Unser Taxi (Bus) brauchte zwar noch ein bisschen, aber letzten Endes kam es doch noch! ;-)
Zu sechst plus Fahrer gings dann nach Stamford (CT) zum Holiday Inn Hotel. Die Fahr dauerte etwa noch mal 1 ½ Stunden, die ich die meiste Zeit mit dem Fahrer quatschend verbracht hab – die meisten der anderen haben schon halb geschlafen. War voll cool eigentlich, denn der war total lustig drauf und so! :-)
Im Hotel angekommen, kamen auch schon zwei Hotelboys (!) und haben unsere Koffer eingesackt und in die Lobby gebracht, während wir zum Meeting Room in der Etage darunter gelotst wurden. Dort saßen noch mehr Mädchen und wir bekamen alle eine kleinen Einweisung, ganz besonders darüber, was die nächsten Tage ablaufen würde!

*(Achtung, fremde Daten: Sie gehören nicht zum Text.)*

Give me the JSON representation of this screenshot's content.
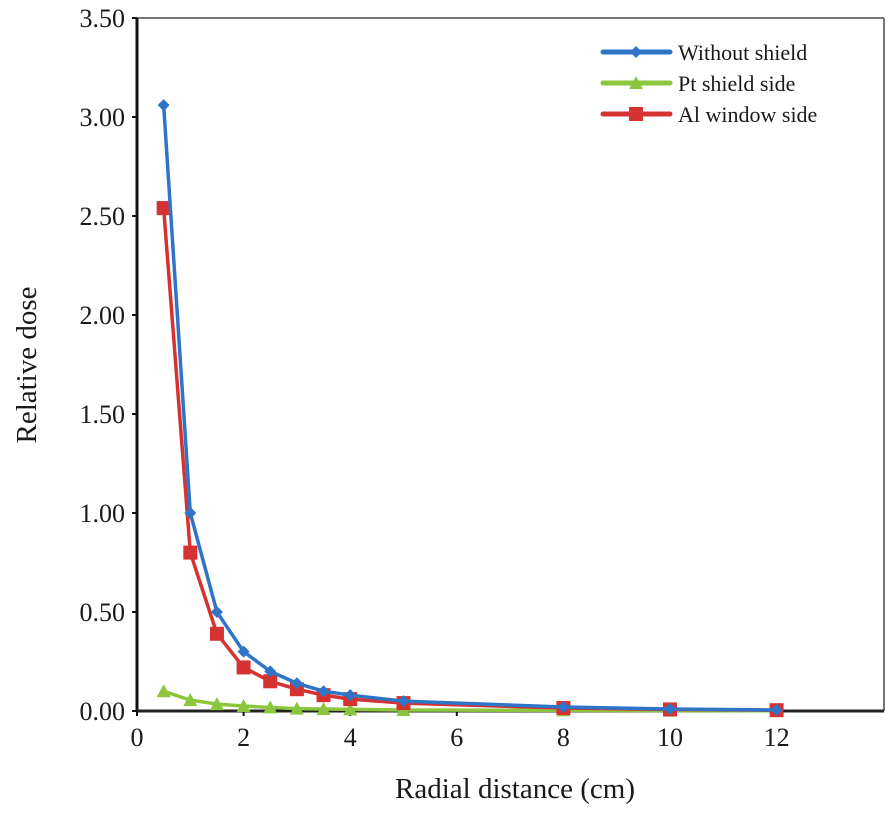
{
  "chart_data": {
    "type": "line",
    "title": "",
    "xlabel": "Radial distance (cm)",
    "ylabel": "Relative dose",
    "xlim": [
      0,
      14
    ],
    "ylim": [
      0,
      3.5
    ],
    "x_ticks": [
      "0",
      "2",
      "4",
      "6",
      "8",
      "10",
      "12"
    ],
    "y_ticks": [
      "0.00",
      "0.50",
      "1.00",
      "1.50",
      "2.00",
      "2.50",
      "3.00",
      "3.50"
    ],
    "grid": false,
    "legend_position": "upper right",
    "x": [
      0.5,
      1.0,
      1.5,
      2.0,
      2.5,
      3.0,
      3.5,
      4.0,
      5.0,
      8.0,
      10.0,
      12.0
    ],
    "series": [
      {
        "name": "Without shield",
        "color": "#2e75c8",
        "marker": "diamond",
        "values": [
          3.06,
          1.0,
          0.5,
          0.3,
          0.2,
          0.14,
          0.1,
          0.08,
          0.05,
          0.02,
          0.01,
          0.005
        ]
      },
      {
        "name": "Pt shield side",
        "color": "#8cc63f",
        "marker": "triangle",
        "values": [
          0.1,
          0.055,
          0.035,
          0.025,
          0.018,
          0.012,
          0.01,
          0.008,
          0.005,
          0.003,
          0.002,
          0.001
        ]
      },
      {
        "name": "Al window side",
        "color": "#d63232",
        "marker": "square",
        "values": [
          2.54,
          0.8,
          0.39,
          0.22,
          0.15,
          0.11,
          0.08,
          0.06,
          0.04,
          0.015,
          0.008,
          0.004
        ]
      }
    ]
  }
}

Danach habe ich nur noch schnell meiner Familie zu Hause und meiner Gastfamilie bescheid gegeben, dass es mir gut geht und alles, denn mittlerweile ist es schon halb 2 nachts gewesen in Deutschland!
Als ich dann später in mein Zimmer kam standen überall Koffer rum und die zwei großen Betten im Zimmer waren schon bezogen – nur noch das kleine Beistellbett stand frei! Im Prinzip bin ich froh, dass ich das Bett in dieser Nacht hatte, denn die Regel ist: Jeder schläft mal auf dem „kleinen“ Bett! So hab ich in der Nacht, in der jeder nur noch schlafen will das Bett gehabt, das am unbequemsten scheint.
Nach einem kleinen Abendbrot habe ich dann auch meine Zimmergenossinnen kennengelernt: Ein Mädchen aus Thailand (deren Namen ich nicht aussprechen kann!) und eins aus Brasilien, die Daniela heißt. Wir verstehen uns eigentlich ganz gut. :-)
Nicht zu vergessen John. – einer der Hotelboys! Er liebt seine Arbeit total, das merkt man voll und der ist auch total cool drauf ;-)
Naja, wie gesagt, es war dann nix mehr los außer schlafen und das ging recht gut in dieser Nacht!